Apesar dos avanços sociais, ainda vivemos sob o estigma do preconceito. E são tantos. Preconceito de raça, religião e sexo, são os exemplos mais claros e próximos que fazem vítimas todos os dias no mundo inteiro. O que fica são marcas profundas em quem sofre esse tipo de agressão. Quando o preconceito deixa de existir internamente para expor-se, os atos tornam-se muitas vezes incontroláveis.
É uma questão de impulso, irracionalidade que gera raiva e que chega ao ponto de vandalismo. Não é surpresa alguma os veículos de comunicação noticiarem diariamente casos em que o próprio patrimônio público se torna alvo. Preconceito não é apenas uma questão de racismo. Trata-se de uma certa incompreensão do outro, da não tolerância as ideias contrárias, da ideologia e a forma que o outro vê o mundo, sua interpretação dos mais variados estigmas sociais, seja no esporte, nacionalidade, política, entre outros.
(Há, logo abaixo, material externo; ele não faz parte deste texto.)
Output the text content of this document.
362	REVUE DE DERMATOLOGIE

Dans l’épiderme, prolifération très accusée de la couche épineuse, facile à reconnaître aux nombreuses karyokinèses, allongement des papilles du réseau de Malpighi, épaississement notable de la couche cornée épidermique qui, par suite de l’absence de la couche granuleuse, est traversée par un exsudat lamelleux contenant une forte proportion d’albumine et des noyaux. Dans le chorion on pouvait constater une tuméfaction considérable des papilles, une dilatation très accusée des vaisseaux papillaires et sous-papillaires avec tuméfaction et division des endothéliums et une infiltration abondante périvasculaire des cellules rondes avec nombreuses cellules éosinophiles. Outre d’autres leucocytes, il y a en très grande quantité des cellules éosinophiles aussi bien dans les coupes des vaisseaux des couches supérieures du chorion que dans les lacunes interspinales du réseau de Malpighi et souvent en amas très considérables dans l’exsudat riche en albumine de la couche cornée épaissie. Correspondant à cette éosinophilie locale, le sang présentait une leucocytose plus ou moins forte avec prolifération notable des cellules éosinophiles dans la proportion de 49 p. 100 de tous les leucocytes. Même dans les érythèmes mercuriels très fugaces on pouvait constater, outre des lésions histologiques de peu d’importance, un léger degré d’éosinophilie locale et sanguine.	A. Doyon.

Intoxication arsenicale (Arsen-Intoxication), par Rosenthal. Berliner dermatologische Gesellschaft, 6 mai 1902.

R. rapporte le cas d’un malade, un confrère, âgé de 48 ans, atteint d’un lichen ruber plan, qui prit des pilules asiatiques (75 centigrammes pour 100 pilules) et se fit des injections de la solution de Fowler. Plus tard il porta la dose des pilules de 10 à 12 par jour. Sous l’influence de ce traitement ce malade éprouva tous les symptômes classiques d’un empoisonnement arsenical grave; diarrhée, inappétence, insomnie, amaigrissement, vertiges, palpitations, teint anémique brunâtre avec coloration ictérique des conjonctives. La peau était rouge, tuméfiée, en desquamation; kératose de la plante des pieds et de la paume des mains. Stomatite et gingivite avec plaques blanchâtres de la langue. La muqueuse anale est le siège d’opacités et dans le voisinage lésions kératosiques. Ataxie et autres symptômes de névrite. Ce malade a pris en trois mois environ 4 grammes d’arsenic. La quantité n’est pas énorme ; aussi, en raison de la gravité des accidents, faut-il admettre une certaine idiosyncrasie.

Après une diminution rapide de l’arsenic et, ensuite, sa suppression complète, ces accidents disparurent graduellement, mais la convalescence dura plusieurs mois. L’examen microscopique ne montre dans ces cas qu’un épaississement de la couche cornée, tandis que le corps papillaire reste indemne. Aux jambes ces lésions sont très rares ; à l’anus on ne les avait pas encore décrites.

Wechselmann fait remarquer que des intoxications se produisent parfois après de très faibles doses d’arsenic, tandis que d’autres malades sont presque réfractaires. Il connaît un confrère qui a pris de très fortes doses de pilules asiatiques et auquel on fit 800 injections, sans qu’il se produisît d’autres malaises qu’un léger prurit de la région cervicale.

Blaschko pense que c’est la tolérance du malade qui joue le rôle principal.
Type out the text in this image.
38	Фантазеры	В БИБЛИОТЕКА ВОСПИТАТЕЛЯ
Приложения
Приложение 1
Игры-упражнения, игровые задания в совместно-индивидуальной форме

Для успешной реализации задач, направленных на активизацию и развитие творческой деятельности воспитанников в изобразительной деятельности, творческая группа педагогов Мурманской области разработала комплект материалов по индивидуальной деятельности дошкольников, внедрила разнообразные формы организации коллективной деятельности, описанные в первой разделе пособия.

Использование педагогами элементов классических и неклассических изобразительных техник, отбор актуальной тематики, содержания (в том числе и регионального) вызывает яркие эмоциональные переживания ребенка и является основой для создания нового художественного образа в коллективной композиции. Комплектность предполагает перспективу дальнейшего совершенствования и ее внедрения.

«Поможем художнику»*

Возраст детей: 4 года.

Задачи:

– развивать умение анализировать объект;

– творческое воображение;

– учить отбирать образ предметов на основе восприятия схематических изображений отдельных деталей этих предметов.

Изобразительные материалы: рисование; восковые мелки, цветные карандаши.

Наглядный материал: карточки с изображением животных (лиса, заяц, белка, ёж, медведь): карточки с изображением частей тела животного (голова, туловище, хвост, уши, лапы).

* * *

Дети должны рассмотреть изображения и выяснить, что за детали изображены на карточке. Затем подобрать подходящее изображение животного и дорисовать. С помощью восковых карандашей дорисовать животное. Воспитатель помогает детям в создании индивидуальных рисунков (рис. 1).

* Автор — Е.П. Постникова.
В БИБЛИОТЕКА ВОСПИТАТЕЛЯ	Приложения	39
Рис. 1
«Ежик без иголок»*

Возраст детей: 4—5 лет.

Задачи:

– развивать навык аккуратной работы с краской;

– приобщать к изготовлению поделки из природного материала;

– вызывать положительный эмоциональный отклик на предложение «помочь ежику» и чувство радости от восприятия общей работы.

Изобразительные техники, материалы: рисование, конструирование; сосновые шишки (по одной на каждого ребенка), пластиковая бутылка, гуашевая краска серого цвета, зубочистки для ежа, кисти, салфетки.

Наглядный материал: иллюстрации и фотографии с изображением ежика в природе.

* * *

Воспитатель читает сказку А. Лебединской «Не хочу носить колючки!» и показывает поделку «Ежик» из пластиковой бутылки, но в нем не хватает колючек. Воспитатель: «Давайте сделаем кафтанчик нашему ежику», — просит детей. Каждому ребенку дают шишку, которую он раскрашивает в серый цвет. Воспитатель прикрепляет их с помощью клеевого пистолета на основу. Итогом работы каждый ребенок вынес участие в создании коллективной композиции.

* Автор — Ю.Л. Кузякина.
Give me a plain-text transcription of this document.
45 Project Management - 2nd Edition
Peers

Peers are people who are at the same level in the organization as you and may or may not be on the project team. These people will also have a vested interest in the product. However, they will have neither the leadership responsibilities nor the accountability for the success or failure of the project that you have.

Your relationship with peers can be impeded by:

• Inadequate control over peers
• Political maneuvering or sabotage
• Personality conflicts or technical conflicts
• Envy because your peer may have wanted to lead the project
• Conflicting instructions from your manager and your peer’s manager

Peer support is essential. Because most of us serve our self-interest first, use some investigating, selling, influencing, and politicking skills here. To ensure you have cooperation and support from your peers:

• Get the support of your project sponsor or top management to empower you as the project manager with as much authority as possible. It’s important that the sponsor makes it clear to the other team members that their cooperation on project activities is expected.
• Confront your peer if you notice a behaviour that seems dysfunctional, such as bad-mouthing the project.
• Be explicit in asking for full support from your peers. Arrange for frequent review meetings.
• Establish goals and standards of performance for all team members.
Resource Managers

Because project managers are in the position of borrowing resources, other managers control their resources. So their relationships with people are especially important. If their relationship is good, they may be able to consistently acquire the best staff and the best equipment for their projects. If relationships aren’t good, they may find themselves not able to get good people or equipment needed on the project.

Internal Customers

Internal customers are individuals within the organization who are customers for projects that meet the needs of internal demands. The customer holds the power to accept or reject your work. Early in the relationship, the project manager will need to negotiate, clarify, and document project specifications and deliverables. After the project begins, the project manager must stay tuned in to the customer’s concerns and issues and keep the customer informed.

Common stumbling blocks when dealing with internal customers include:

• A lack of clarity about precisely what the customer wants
Quando o assunto é política a situação fica ainda mais visível. Já que o assunto é algo sério e compromete toda uma nação, um estado, um país, também deveria ser levado a sério e não as últimas conseqüências para derrubar o outro. Política deve ser discutida com respeito a ideologia do outro, essa é a maneira fundamental de crescimento e desenvolvimento intelectual necessário para os avanços neste campo. Infelizmente não é isso que presenciamos na atualidade, a baixaria volta a tomar corpo na tentativa enlouquecida de desmoralizar o combatente. Mas o que fazer quando não há possibilidade de defesa? Eu me refiro diretamente aos atos de vandalismo às imagens de muitos candidatos políticos. Placas destruídas, apedrejadas, queimadas. Placas que ocupavam lugar permitido por lei. Publicidade que respeita o que está na constituição e Lei Eleitoral.
Aqui em Três de Maio, minha equipe presenciou um fato contra nosso material de campanha. Uma ação que partiu de um respeitado professor da cidade, por quem sempre tive um enorme respeito e admiração. Que feio, que feio! Onde está o exemplo? Não foi um coice num material que ficou caído no canteiro da Avenida Uruguai. Foi um ato de vandalismo contra uma ideologia, contra uma filha de Três de Maio. Como futuramente irei depositar no senhor confiança para ajudar na educação de um filho? Fiquei magoada, senti aquele coice, como se aquele material frio depositado na Avenida fosse feito de minha carne, sangue e coração.
Em Horizontina, esse tipo de agressão foi maior e atingiu material de campanha de praticamente todos os candidatos que colocaram placas na principal avenida da cidade. Será que bater, quebrar é a melhor forma de resposta ao que pensamos do outro? Com todo o respeito, isso é retroceder, é render-se a ignorância extrema, é ser fraco. Pena que depois de tanta evolução neste país, ainda nos deparamos com situações iguais a essa, o que mostra o quanto ainda temos que avançar em termos de capital social para virarmos potência, para nos tornarmos uma nação orgulhosa de seu país. Pessoas que não quebram placas nas ruas.